A third cardiovascular condition that requires emergency care is the treatment of sudden blockages in the arteries to the extremities. When a blood clot moves from the heart to the leg, or when a narrowed area in an artery to an extremity clots completely, or when a previously placed bypass graft to the leg stops working, the patient usually needs urgent attention. Unless the patient has enough secondary circulation, the physician has only six to eight hours to restore the circulation before permanent damage results. This may lead to paralysis or amputation. Emergency surgical thrombectomy has been the standard of care for several years and is often effective.
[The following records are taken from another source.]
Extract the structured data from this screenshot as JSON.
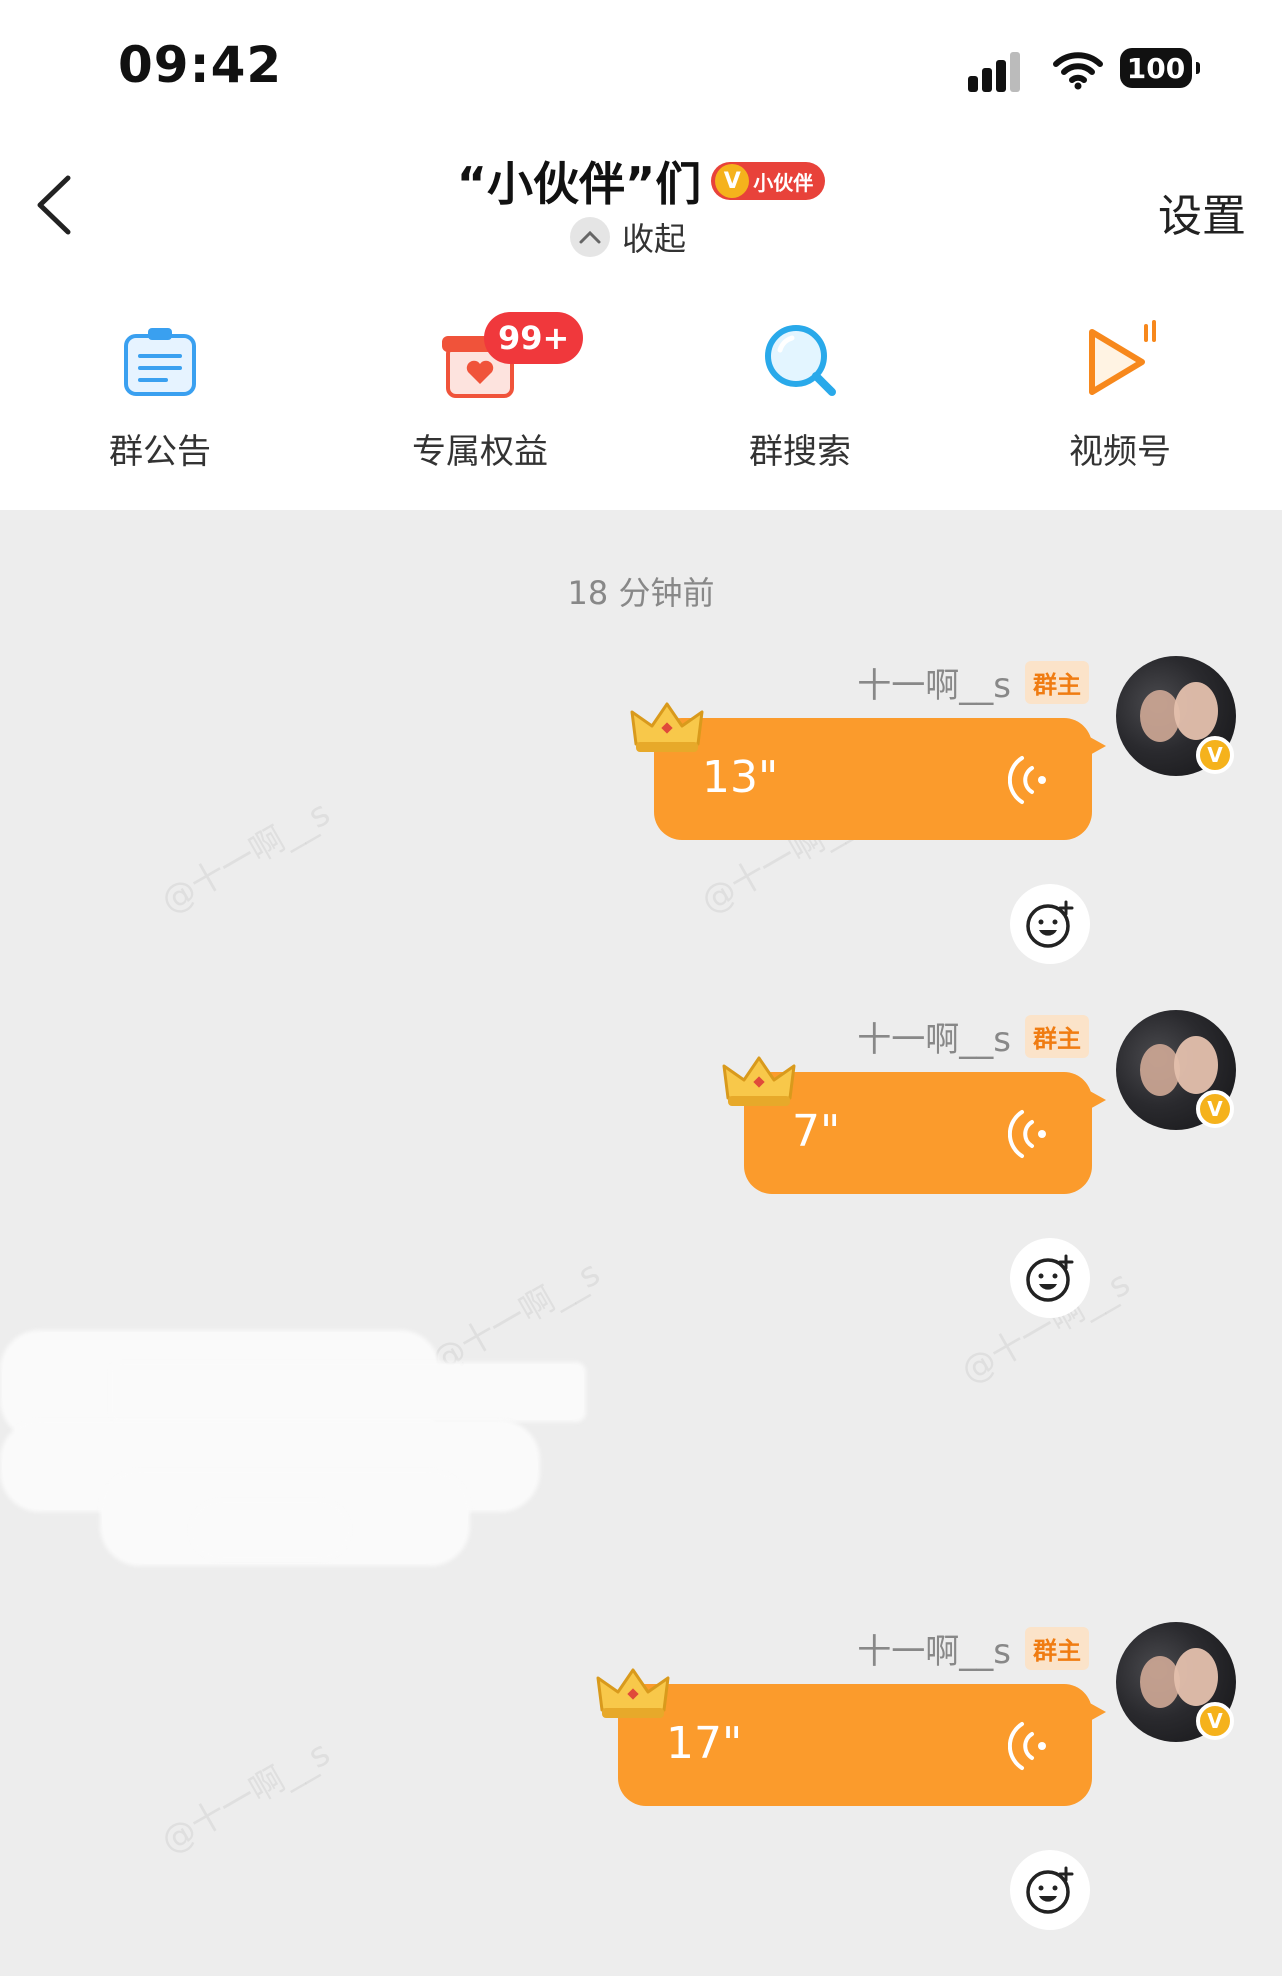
{
  "status_bar": {
    "time": "09:42",
    "battery": "100"
  },
  "header": {
    "title": "“小伙伴”们",
    "badge_v": "V",
    "badge_text": "小伙伴",
    "collapse_label": "收起",
    "settings_label": "设置"
  },
  "features": [
    {
      "label": "群公告",
      "icon": "announcement-icon"
    },
    {
      "label": "专属权益",
      "icon": "gift-box-icon",
      "badge": "99+"
    },
    {
      "label": "群搜索",
      "icon": "search-icon"
    },
    {
      "label": "视频号",
      "icon": "video-channel-icon"
    }
  ],
  "chat": {
    "time_separator": "18 分钟前",
    "watermark": "@十一啊__s",
    "messages": [
      {
        "sender": "十一啊__s",
        "role": "群主",
        "duration": "13\"",
        "avatar_badge": "V"
      },
      {
        "sender": "十一啊__s",
        "role": "群主",
        "duration": "7\"",
        "avatar_badge": "V"
      },
      {
        "sender": "十一啊__s",
        "role": "群主",
        "duration": "17\"",
        "avatar_badge": "V"
      }
    ]
  },
  "colors": {
    "bubble": "#fb9b2c",
    "role_tag_bg": "#fbe3c9",
    "role_tag_text": "#f07c12",
    "badge_red": "#f0383c"
  }
}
In recent years, however, non-surgical techniques have been developed to treat this problem. One technique is to place a catheter into the clot and drip clot-dissolving drugs directly into the blockage. Once the clot dissolves, any remaining narrowing can often be treated with balloon angioplasty stent placement. Alternatively, a small suction catheter can be used to suck out the clot through a puncture hole. This same technique has also been used to open clotted dialysis shunts. All the techniques just described have been successfully used on numerous occasions in St. Tammany Parish.

Stroke

A fourth cardiovascular condition that requires emergency care is a stroke. A stroke can occur when a small artery to the brain is blocked by a piece of debris or when a blood vessel ruptures and there is bleeding into the brain. The symptoms of a stroke can be sudden weakness or numbness on one side of the body, sudden blindness in the eye, or loss of speech. These symptoms require immediate medical attention.

Patients with a non-bleeding stroke documented by a CT scan within a few hours of the onset of symptoms can be offered a clot-busting drug to try and reverse the stroke. Some studies suggest that such an approach may reduce long-term disability. There are stringent criteria for the use of clot-busting drugs in stroke, however: Only a few victims will actually be candidates to receive the drug, not all will benefit, and there is an increased risk of significant bleeding from this medication. This treatment is available on the northshore.

Cardiovascular Care
on the Northshore

Do we have every available cardiovascular treatment or procedure on the northshore? Of course not. Some procedures, such as cardiac transplantation and certain pediatric cardiac procedures, require the services of teams that are not available here. Furthermore, some procedures and therapies remain experimental or are regulated by the FDA in such a way that they are not yet available for general use outside of experimental protocols. An example of this is carotid artery stenting.

As therapies do become available, however, they are rapidly introduced locally. A recent example is cardiovascular radiotherapy to reduce the rate of re-narrowing of stented arteries. Our cardiologists have already teamed with our radiotherapists to make this available to our community.

Another new procedure, available at NorthShore Regional Medical Center in Slidell, is trans-myocardial revascularization. Surgeons use a laser to drill very small holes in the heart muscle to allow blood to reach the area that lacks oxygen. Dr. John Breaux and Dr. Lou Hebert have successfully performed the procedure.

What is the take home message? The treatment of all emergency cardiovascular care is local. You don’t have time to cross the bridge to hospitals across the lake, no matter how prestigious their names. That might seem frightening, but I can say with authority, that the local treatment of emergency cardiovascular conditions is of good quality and up-to-date with emerging procedures and technology.

Perhaps even more important, not only is the emergency treatment good, but our local hospital and physician providers also do an excellent job of treating chronic cardiovascular diseases.